Dans la rhétorique officielle, le programme de forêt communautaire a été présenté comme un catalyseur du développement des communautés locales. Il promettait non seulement des possibilités d’emploi, mais aussi la génération de revenus grâce à la vente de produits forestiers.
L’initiative prévoyait que les groupes d’utilisateurs des forêts soient des organisations communautaires autonomes pour gérer les opérations quotidiennes et générer des ressources pour divers besoins communautaires comme des projets liés à l’eau potable, des prêts pour les populations autochtones, des infrastructures publiques, la construction de routes, la gestion des écoles, etc. En réalité, la mise en œuvre du programme s’est principalement concentrée sur l’augmentation du couvert forestier et la dynamique complexe des moyens de subsistance ruraux dépendant des forêts a été négligée.

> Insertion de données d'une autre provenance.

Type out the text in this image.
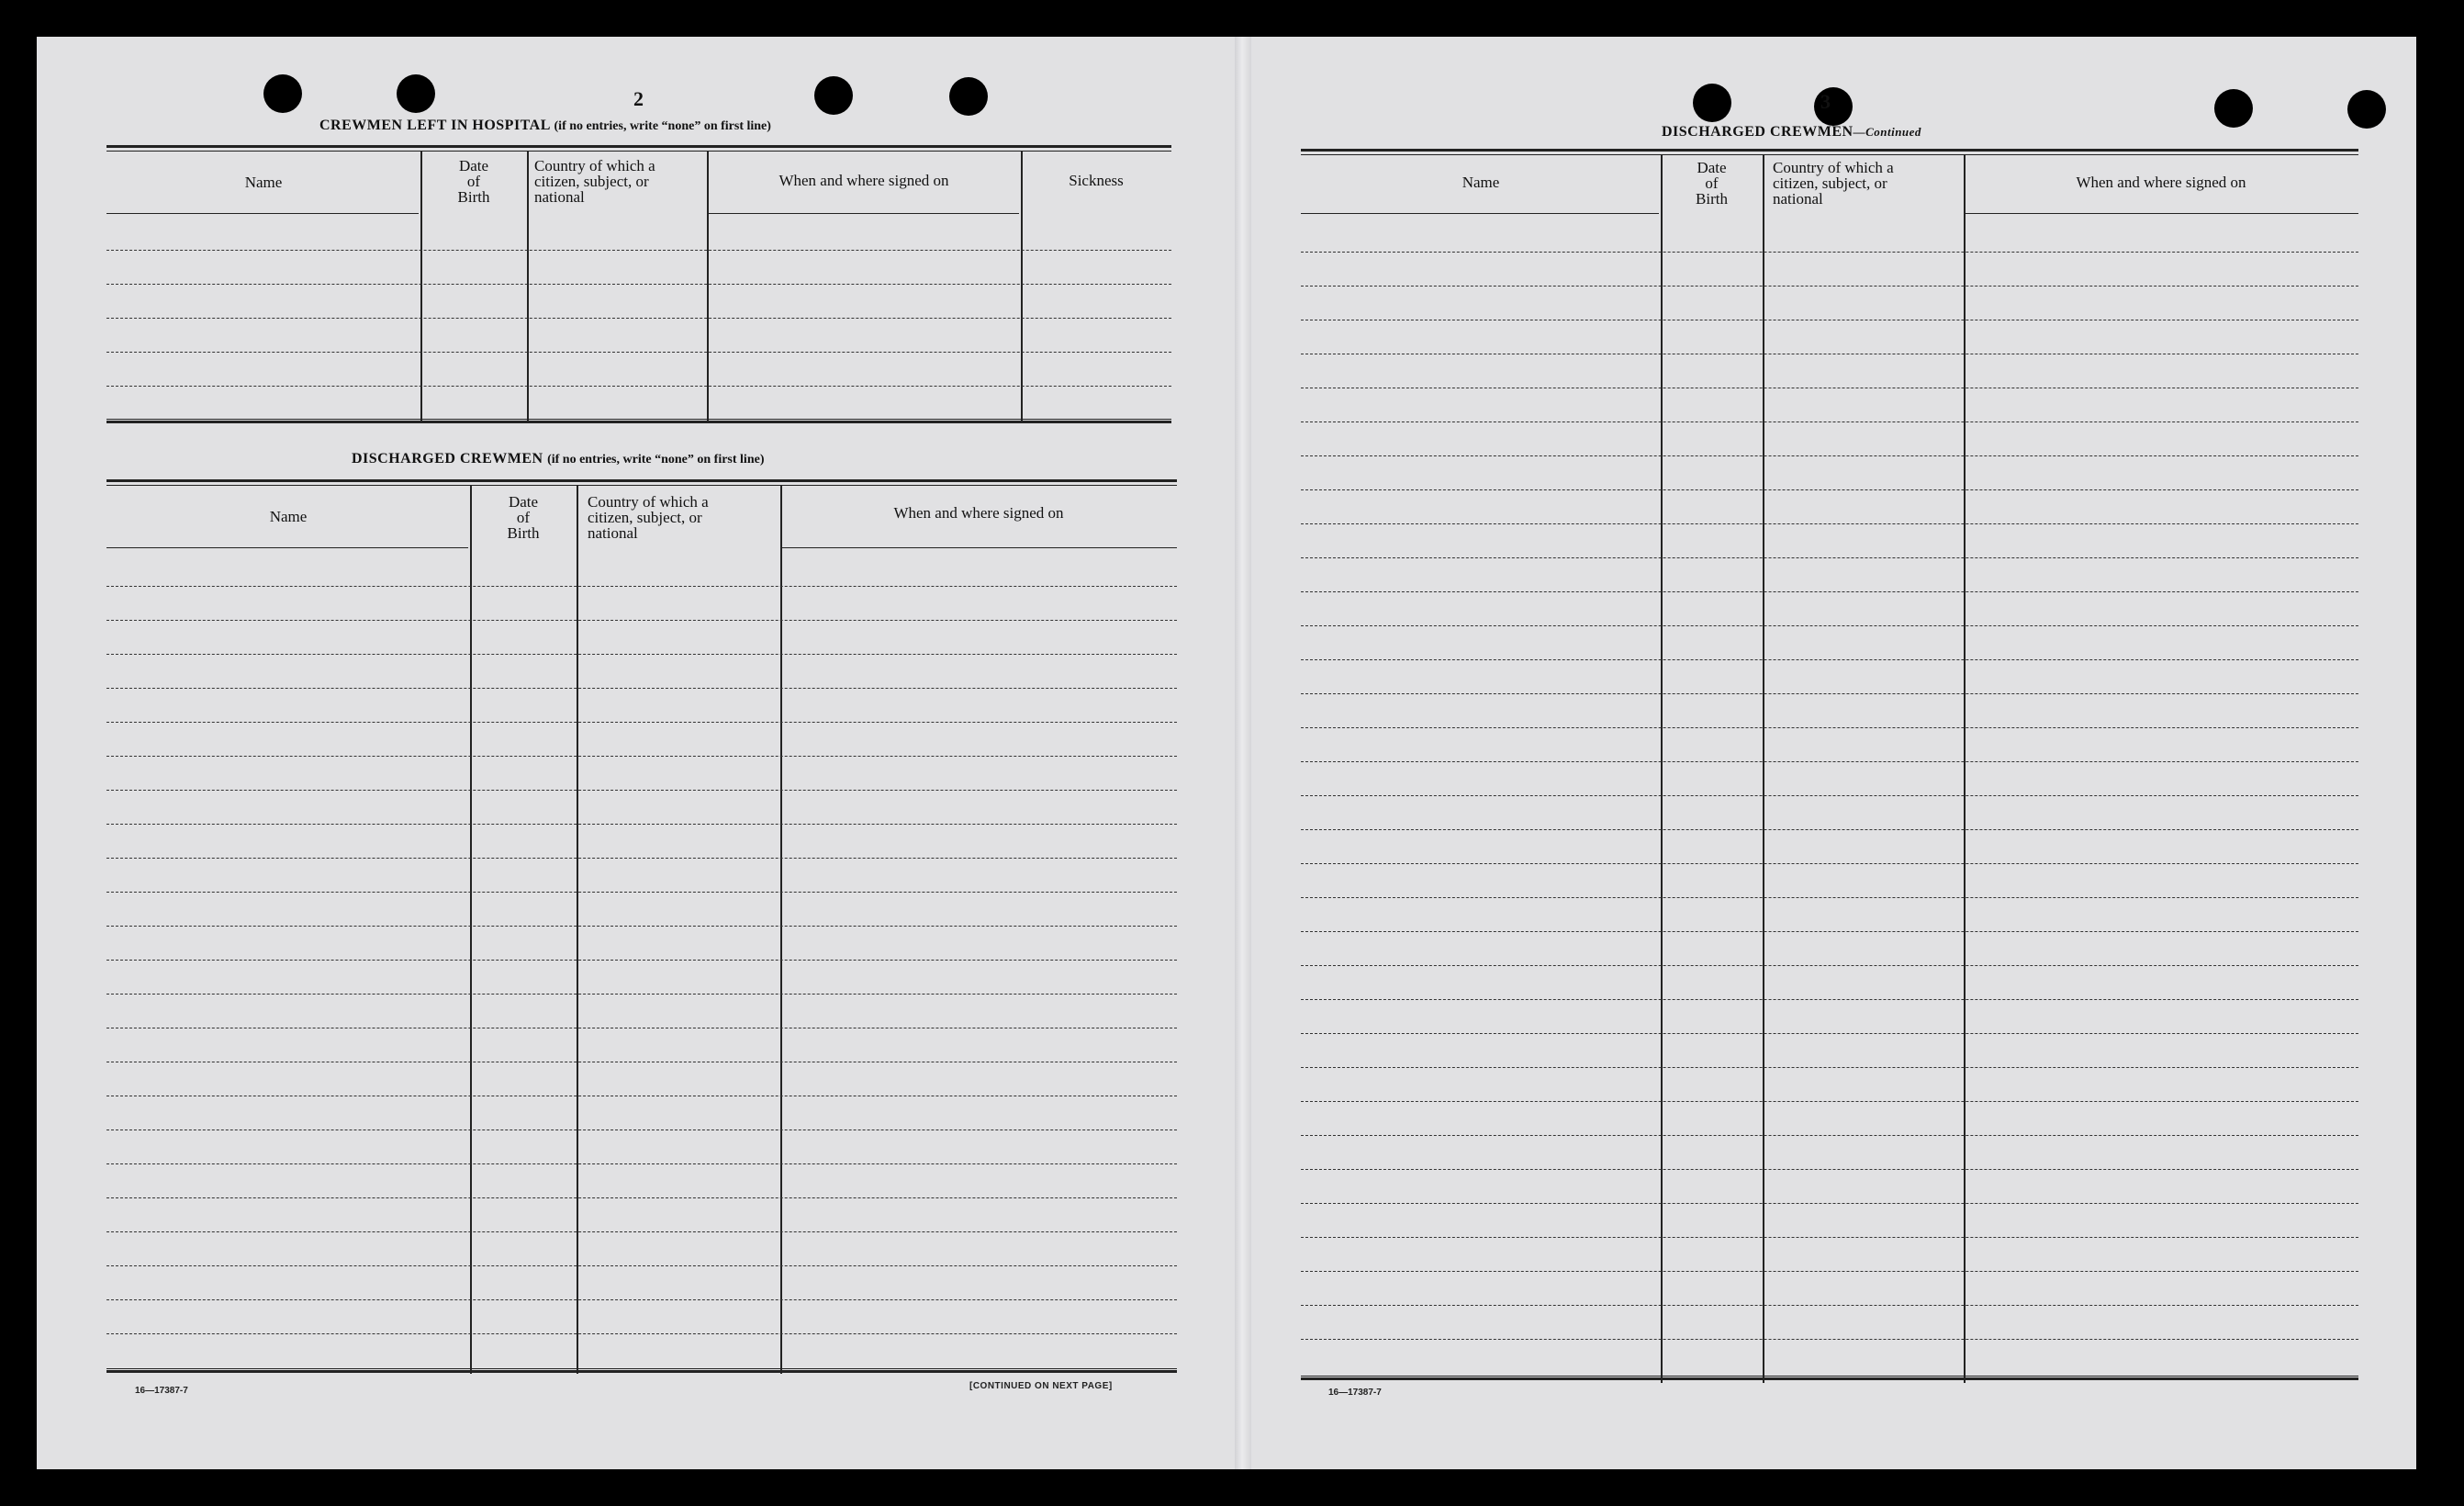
2
CREWMEN LEFT IN HOSPITAL (if no entries, write “none” on first line)
Name
Date
of
Birth
Country of which a
citizen, subject, or
national
When and where signed on	Sickness
DISCHARGED CREWMEN (if no entries, write “none” on first line)
Name
Date
of
Birth
Country of which a
citizen, subject, or
national
When and where signed on
16—17387-7	[CONTINUED ON NEXT PAGE]
3
DISCHARGED CREWMEN—Continued
Name
Date
of
Birth
Country of which a
citizen, subject, or
national
When and where signed on
16—17387-7
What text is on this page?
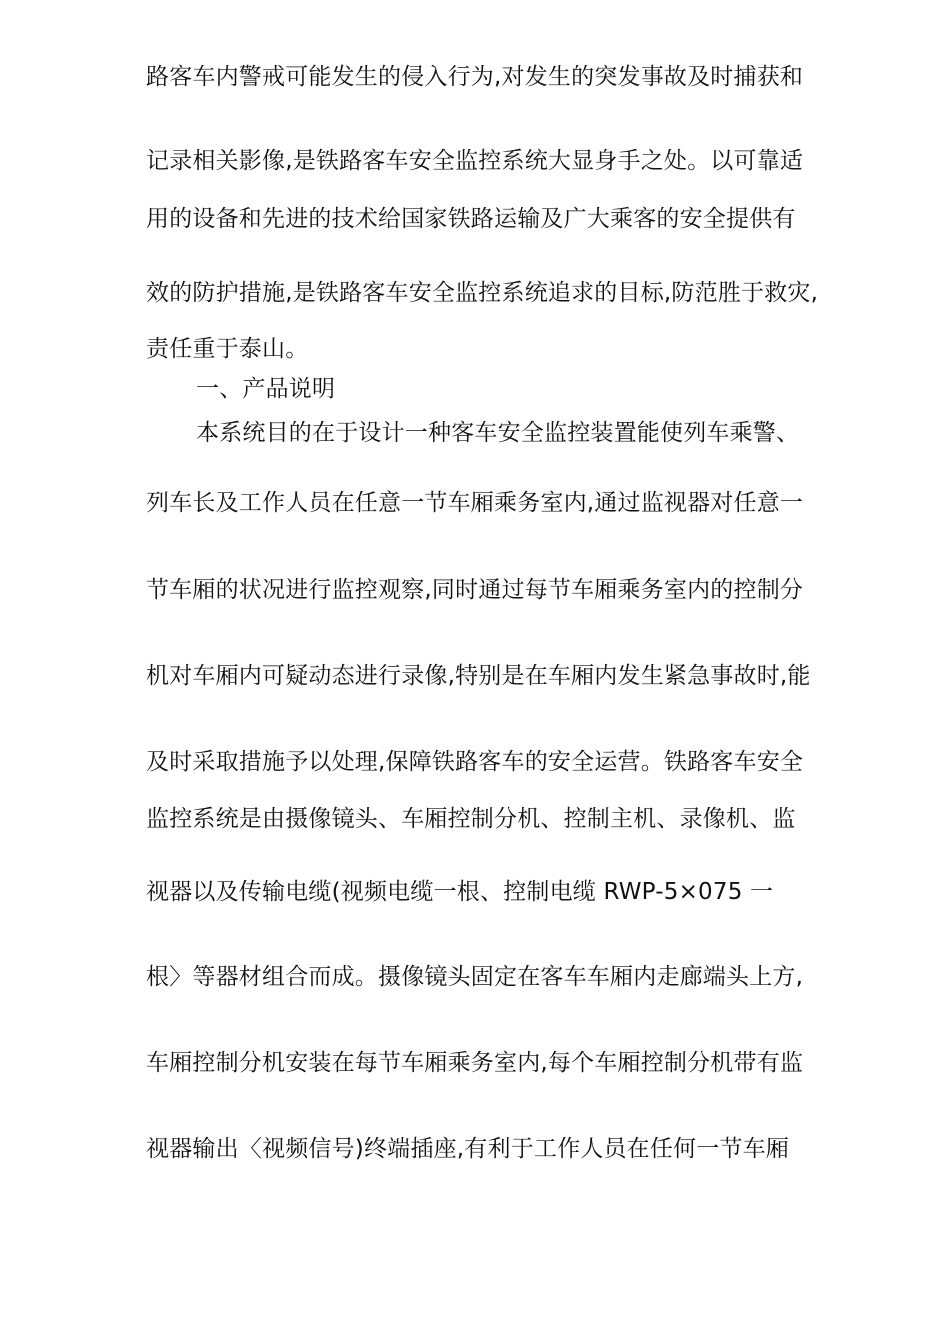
路客车内警戒可能发生的侵入行为,对发生的突发事故及时捕获和
记录相关影像,是铁路客车安全监控系统大显身手之处。以可靠适
用的设备和先进的技术给国家铁路运输及广大乘客的安全提供有
效的防护措施,是铁路客车安全监控系统追求的目标,防范胜于救灾,
责任重于泰山。
一、产品说明
本系统目的在于设计一种客车安全监控装置能使列车乘警、
列车长及工作人员在任意一节车厢乘务室内,通过监视器对任意一
节车厢的状况进行监控观察,同时通过每节车厢乘务室内的控制分
机对车厢内可疑动态进行录像,特别是在车厢内发生紧急事故时,能
及时采取措施予以处理,保障铁路客车的安全运营。铁路客车安全
监控系统是由摄像镜头、车厢控制分机、控制主机、录像机、监
视器以及传输电缆(视频电缆一根、控制电缆 RWP-5×075 一
根〉等器材组合而成。摄像镜头固定在客车车厢内走廊端头上方,
车厢控制分机安装在每节车厢乘务室内,每个车厢控制分机带有监
视器输出〈视频信号)终端插座,有利于工作人员在任何一节车厢
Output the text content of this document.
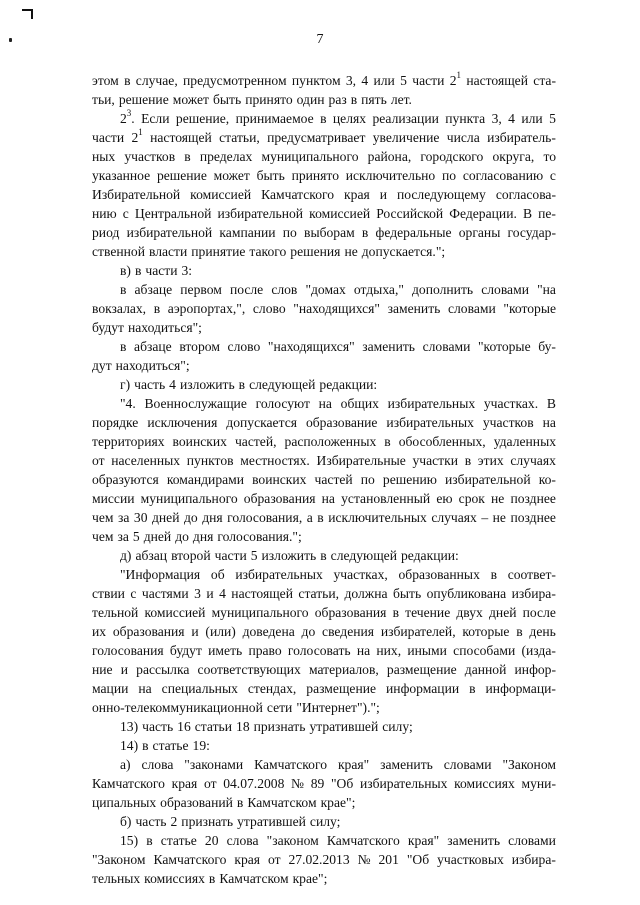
7
этом в случае, предусмотренном пунктом 3, 4 или 5 части $2^1$ настоящей ста-
тьи, решение может быть принято один раз в пять лет.
$2^3$. Если решение, принимаемое в целях реализации пункта 3, 4 или 5
части $2^1$ настоящей статьи, предусматривает увеличение числа избиратель-
ных участков в пределах муниципального района, городского округа, то
указанное решение может быть принято исключительно по согласованию с
Избирательной комиссией Камчатского края и последующему согласова-
нию с Центральной избирательной комиссией Российской Федерации. В пе-
риод избирательной кампании по выборам в федеральные органы государ-
ственной власти принятие такого решения не допускается.";
в) в части 3:
в абзаце первом после слов "домах отдыха," дополнить словами "на
вокзалах, в аэропортах,", слово "находящихся" заменить словами "которые
будут находиться";
в абзаце втором слово "находящихся" заменить словами "которые бу-
дут находиться";
г) часть 4 изложить в следующей редакции:
"4. Военнослужащие голосуют на общих избирательных участках. В
порядке исключения допускается образование избирательных участков на
территориях воинских частей, расположенных в обособленных, удаленных
от населенных пунктов местностях. Избирательные участки в этих случаях
образуются командирами воинских частей по решению избирательной ко-
миссии муниципального образования на установленный ею срок не позднее
чем за 30 дней до дня голосования, а в исключительных случаях – не позднее
чем за 5 дней до дня голосования.";
д) абзац второй части 5 изложить в следующей редакции:
"Информация об избирательных участках, образованных в соответ-
ствии с частями 3 и 4 настоящей статьи, должна быть опубликована избира-
тельной комиссией муниципального образования в течение двух дней после
их образования и (или) доведена до сведения избирателей, которые в день
голосования будут иметь право голосовать на них, иными способами (изда-
ние и рассылка соответствующих материалов, размещение данной инфор-
мации на специальных стендах, размещение информации в информаци-
онно-телекоммуникационной сети "Интернет").";
13) часть 16 статьи 18 признать утратившей силу;
14) в статье 19:
а) слова "законами Камчатского края" заменить словами "Законом
Камчатского края от 04.07.2008 № 89 "Об избирательных комиссиях муни-
ципальных образований в Камчатском крае";
б) часть 2 признать утратившей силу;
15) в статье 20 слова "законом Камчатского края" заменить словами
"Законом Камчатского края от 27.02.2013 № 201 "Об участковых избира-
тельных комиссиях в Камчатском крае";
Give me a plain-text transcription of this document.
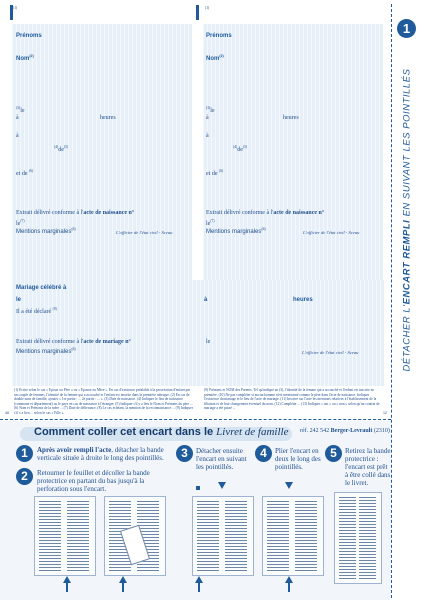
(1)	(1)
Prénoms
Nom$^{(2)}$
$^{(3)}$le
heures
à
à
$^{(4)}de^{(5)}$
et de $^{(6)}$
Extrait délivré conforme à l'acte de naissance n°
$le^{(7)}$
Mentions marginales$^{(8)}$
L'officier de l'état civil - Sceau
Prénoms
Nom$^{(2)}$
$^{(3)}$le
heures
à
à
$^{(4)}de^{(5)}$
et de $^{(6)}$
Extrait délivré conforme à l'acte de naissance n°
$le^{(7)}$
Mentions marginales$^{(8)}$
L'officier de l'état civil - Sceau
Mariage célébré à
le	à	heures
Il a été déclaré $^{(9)}$
Extrait délivré conforme à l'acte de mariage n°	le
Mentions marginales$^{(8)}$
L'officier de l'état civil - Sceau
(1) Écrire selon le cas « Époux ou Père » ou « Épouse ou Mère ». En cas d'existence préalable à la procréation d'enfant par un couple de femmes, l'identité de la femme qui a accouché et l'enfant est inscrite dans la première rubrique. (2) En cas de double nom de famille, ajouter « 1re partie : ... 2e partie : ... ». (3) Date de naissance. (4) Indiquer le lieu de naissance (commune et département) ou le pays en cas de naissance à l'étranger. (5) Indiquer s'il y a lieu le Nom et Prénoms du père ... (6) Nom et Prénoms de la mère ... (7) Date de délivrance. (8) Le cas échéant, la mention de la reconnaissance ... (9) Indiquer s'il y a lieu ... selon le cas « Fille ».
(9) Prénoms et NOM des Parents. Tel qu'indiqué au (3), l'identité de la femme qui a accouché et l'enfant est inscrite en première. (10) Ne pas compléter si aucun homme n'est mentionné comme le père dans l'acte de naissance. Indiquer l'existence du mariage et le lieu de l'acte de mariage. (11) Inscrire sur l'acte les mentions relatives à l'établissement de la filiation et de leur changement éventuel du nom. (12) Compléter ... (13) Indiquer « oui » ou « non » selon qu'un contrat de mariage a été passé ...
48	12
1
DÉTACHER L'ENCART REMPLI EN SUIVANT LES POINTILLÉS
Comment coller cet encart dans le Livret de famille réf. 242 542 Berger-Levrault (2310)
1	Après avoir rempli l'acte, détacher la bande verticale située à droite le long des pointillés.
2	Retourner le feuillet et décoller la bande protectrice en partant du bas jusqu'à la perforation sous l'encart.
3	Détacher ensuite l'encart en suivant les pointillés.
4	Plier l'encart en deux le long des pointillés.
5	Retirez la bande protectrice : l'encart est prêt à être collé dans le livret.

Autosuffisance alimentaire
Lorsque le programme a été mis en place, les villages des régions montagneuses du Népal étaient principalement des communautés agraires. Ces communautés croyaient en l’autosuffisance alimentaire. La dépendance du marché pour les produits alimentaires de base, en particulier les céréales, était mal vue à cette époque.
Traditionnellement, les villageois stockaient les céréales excédentaires pour faire face à d’éventuelles crises telles que les sécheresses, ce qui garantissait la souveraineté alimentaire des communautés. Cela a permis au Népal de devenir exportateur net de produits alimentaires jusqu’au début des années 1980. Or, le Népal est devenu importateur net de denrées alimentaires, en particulier de céréales, au début des années 1980. Ce changement, selon beaucoup, est lié à la mise en œuvre de nouvelles politiques forestières sous la bannière de la forêt communautaire.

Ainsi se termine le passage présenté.